MongoDB with Async Python Transcripts
Chapter: PyPI Beanie
Lecture: Review: The Data Model
Login or
purchase this course
to watch this video and the rest of the course contents.
0:00
Let's start off by talking through the data exactly as we have it in MongoDB. Remember when we talked about modeling in the previous chapter,
0:10
we gave a sense of how that might go, but let's actually look inside of Mongo at the data and see what we're working with, okay?
0:16
So over here, I've opened up the free edition of Studio 3T, and this is the connection that we created when we talked about this tool the first time.
0:26
And over here, you can see we have our PyPI data, And the most important part are these three collections. Recall that MongoDB doesn't have tables,
0:35
it has collections because, well, it's not tabular data. That's actually the whole point. We've already played a little bit with this user data.
0:43
So let's have a quick look at that. And we can just pick an arbitrary one here. This is apparently some info@2capture.com, whatever that is, account.
0:51
So all these have, basically all of the MongoDB documents have an underscore ID, which in Python
0:58
as just an ID property or field of the BNN or Pydantic class, right? So you don't have to worry about the underscore in Python,
1:06
but that's how it is in the document.
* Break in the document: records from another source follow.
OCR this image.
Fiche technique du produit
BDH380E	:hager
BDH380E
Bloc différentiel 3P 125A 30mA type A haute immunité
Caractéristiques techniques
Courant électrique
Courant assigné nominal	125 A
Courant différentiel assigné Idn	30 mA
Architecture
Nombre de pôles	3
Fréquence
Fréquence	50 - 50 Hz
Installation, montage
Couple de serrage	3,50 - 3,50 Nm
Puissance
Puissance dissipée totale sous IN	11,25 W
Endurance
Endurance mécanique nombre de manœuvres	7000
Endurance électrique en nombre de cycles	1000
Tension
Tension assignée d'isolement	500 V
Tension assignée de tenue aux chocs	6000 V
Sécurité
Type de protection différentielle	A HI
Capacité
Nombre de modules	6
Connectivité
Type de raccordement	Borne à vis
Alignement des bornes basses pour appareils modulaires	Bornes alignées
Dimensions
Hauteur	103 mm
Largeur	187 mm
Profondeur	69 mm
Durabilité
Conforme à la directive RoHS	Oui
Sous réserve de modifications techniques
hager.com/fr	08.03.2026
And unless you do something special, it's an object ID. You can change it to be something more unique
1:15
if there is a unique aspect of that account. So, for example, potentially we could use the email address,
1:21
but if we want to let people change their email address, you don't necessarily want them to change their primary key. key, possible but not ideal.
1:28
So we're not using their email, even though that may be unique. All right, so we got their name, email,
1:33
password hash here, the created date and login date, as well as a profile image. If they have one, in this case, we don't have one.
1:43
We also have this location for them, this state and country. I don't know that we actually have that data out of PyPI,
1:48
but it's just something we're modeling to show you kind of how you might do that with an embedded document. The next one we have is very, very simple.
1:56
release analytics has one record because the way we're modeling the packages with the releases
2:03
being embedded in there is really hard to count how many total releases there are. So this is
2:09
a place where you have a tiny bit of data duplication to open up possibilities for much
2:14
more productive sort of embedding for the 95% use case. And then finally we have packages.
2:22
Again, we have all of our top pieces here and check out this one. The name of the package in PyPI cannot change and it has to be unique.
2:31
So we don't need to have a separate object ID plus a uniqueness constraint on some package name.
2:39
We can just make the package name, the string itself, be the ID, which is pretty cool. Again, like everything, we have a created and last updated date.
2:47
If you go view this package on PyPI itself, and we just put in its ID here, this part, this project description,
2:56
the easiest way to quickly do such and such, and has all the code samples and the tables and all that. That is exactly here, Python module,
3:06
the easiest way to, and it just goes on and on. Here's the markdown code parts and the tables, which is why you can see like,
3:13
there's this huge long bit of text, and we don't wanna have code, you can't fold that over and so on. Like you can't, normally there's a way to say,
3:21
like click here and collapse this chunk. So as you know, it's just too much. We're not doing that right now.
3:26
So anyway, that's what this morning is about. But the description is basically the readme for the PyPI page, homepage, package URL.
3:34
This is the page we just pulled up basically. Who the author is, the email, and then if there's a license specified,
3:42
sometimes there is, sometimes there isn't. And then we have the releases. And this is an embedded array or an embedded list.
3:49
Here's the array part and here's the embedded object. So we have the version made up of those three pieces.
3:55
We have the created date, the comments, the file download, the size of that download. And you can just see all of those here.
4:01
And finally, if there's any maintainers, we'll put the maintainer IDs in here if we have found that relationship.
4:09
When I downloaded this data from PyPI, I didn't download all of it. I did not, I don't know if it terabytes, many, many gigabytes.
4:17
I don't know how much data it is, but it's a lot. I just downloaded the top 5,000. So some of this data might not be 100% all tied together,
4:25
but that's the model that we're using. Some of the places might be empty like this, and sometimes they might be filled out.
4:31
But this is the most important thing that we're gonna focus on is this packages element here, because it represents the main thing that you care about
4:41
when you go to our API. but we also have our users and we have our release analytics to allow us to answer really simple questions like,
4:50
over here, how many releases are there? This is easy on a MongoDB query, this is easy on a MongoDB query,
4:57
but this one, because of the way we've embedded it, turns out to be a bit of a challenge. So we're kind of storing that data separately
5:04
in the database. That's our data model that we're working with. So we're going to take those JSON, BSON definitions and turn those into Beanie classes.